Gastbeitrag

Ein Plädoyer für Charmehaare

Es ist 9 Uhr morgens. Als ich mich anziehe, erinnere ich mich daran: Ich muss meine Vulva rasieren! Wieso? Weil ich heute Abend mit einer Freundin einen Termin habe, damit wir uns beide einen Abdruck unserer Vulven machenlassen! Coole Sache! Das Ganze hat nur einen Haken: Ich habe mir in meinen ganzen 30 Jahren noch kein einziges Mal meine Vulva rasiert. Damit gehöre ich wahrscheinlich zu einem sehr kleinen Prozentsatz in der westlichen Frauenwelt. 

Aber so ist es nun mal.
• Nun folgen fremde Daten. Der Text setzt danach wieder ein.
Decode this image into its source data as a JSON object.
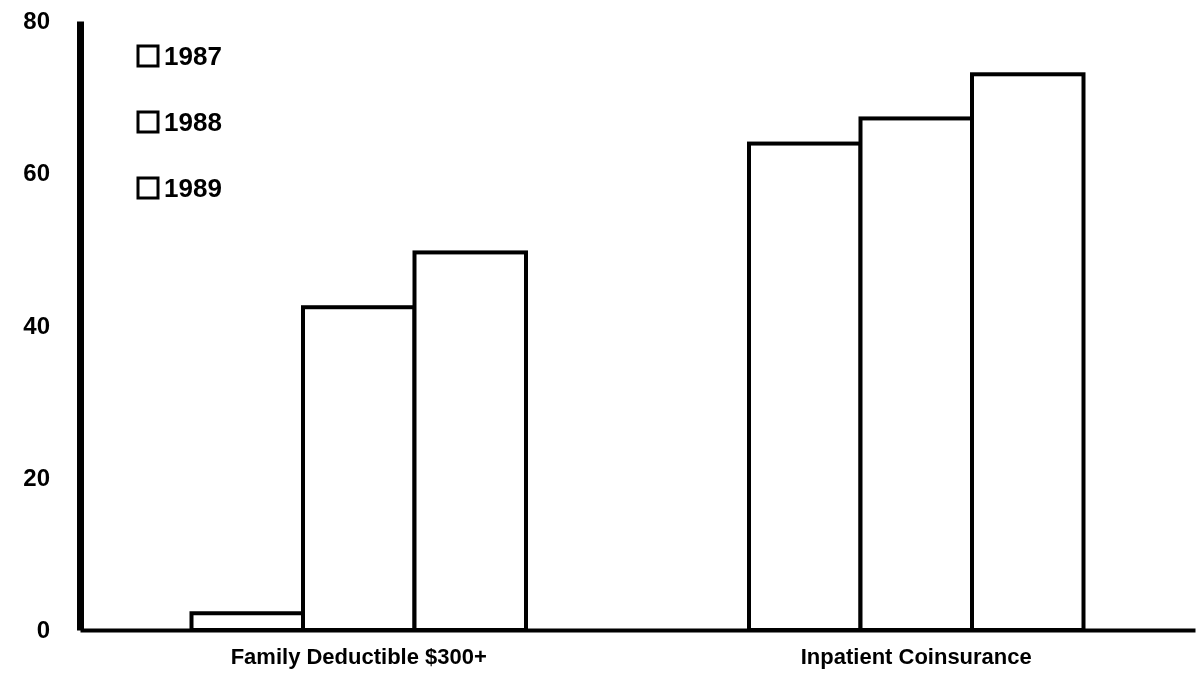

Ich habe nie den Grund dafür gesehen und war mit meinem kleinen Busch bis jetzt immer recht glücklich – meine Partner übrigens auch. Leider kann man Vulva-Abdrücke aber nur machen, wenn die Vulva glattrasiert ist, bzw. wird der Abdruck besser und es kleben einem keine Gipsreste bis ans Ende seiner Tage in den Charmehaaren.

Mission: Glatt rasiert!

Also steige ich in die Dusche, bewaffnet mit einer Schere und zwei Rasierern. Zuerst ein grobes Stutzen, wie ich das sonst auch immer mit der Schere mache, dann greife ich zu Rasierer Nummer 1. Ich hoffe, er wird das gröbste Entfernen. Nach einiger Zeit habe ich es endlich geschafft, den Venushügel zu enthaaren. Ganz schön viel Zeitaufwand, muss ich sagen! Was ich bis jetzt sehe, gefällt mir gar nicht. Ich sehe aus wie Barbie! Oder eben ein junges Mädchen. Seltsamerweise bleiben links auch mehr Stoppel stehen als rechts. Mein feiner Bauchflaum sieht im Kontrast zu dem aalglatten Charmebein-Bereich nun seltsam haarig aus. Ich frage mich, wie man den Übergang schöner machen kann, lasse es dann aber bleiben. Ich kann ja schlecht meinen ganzen Bauch rasieren!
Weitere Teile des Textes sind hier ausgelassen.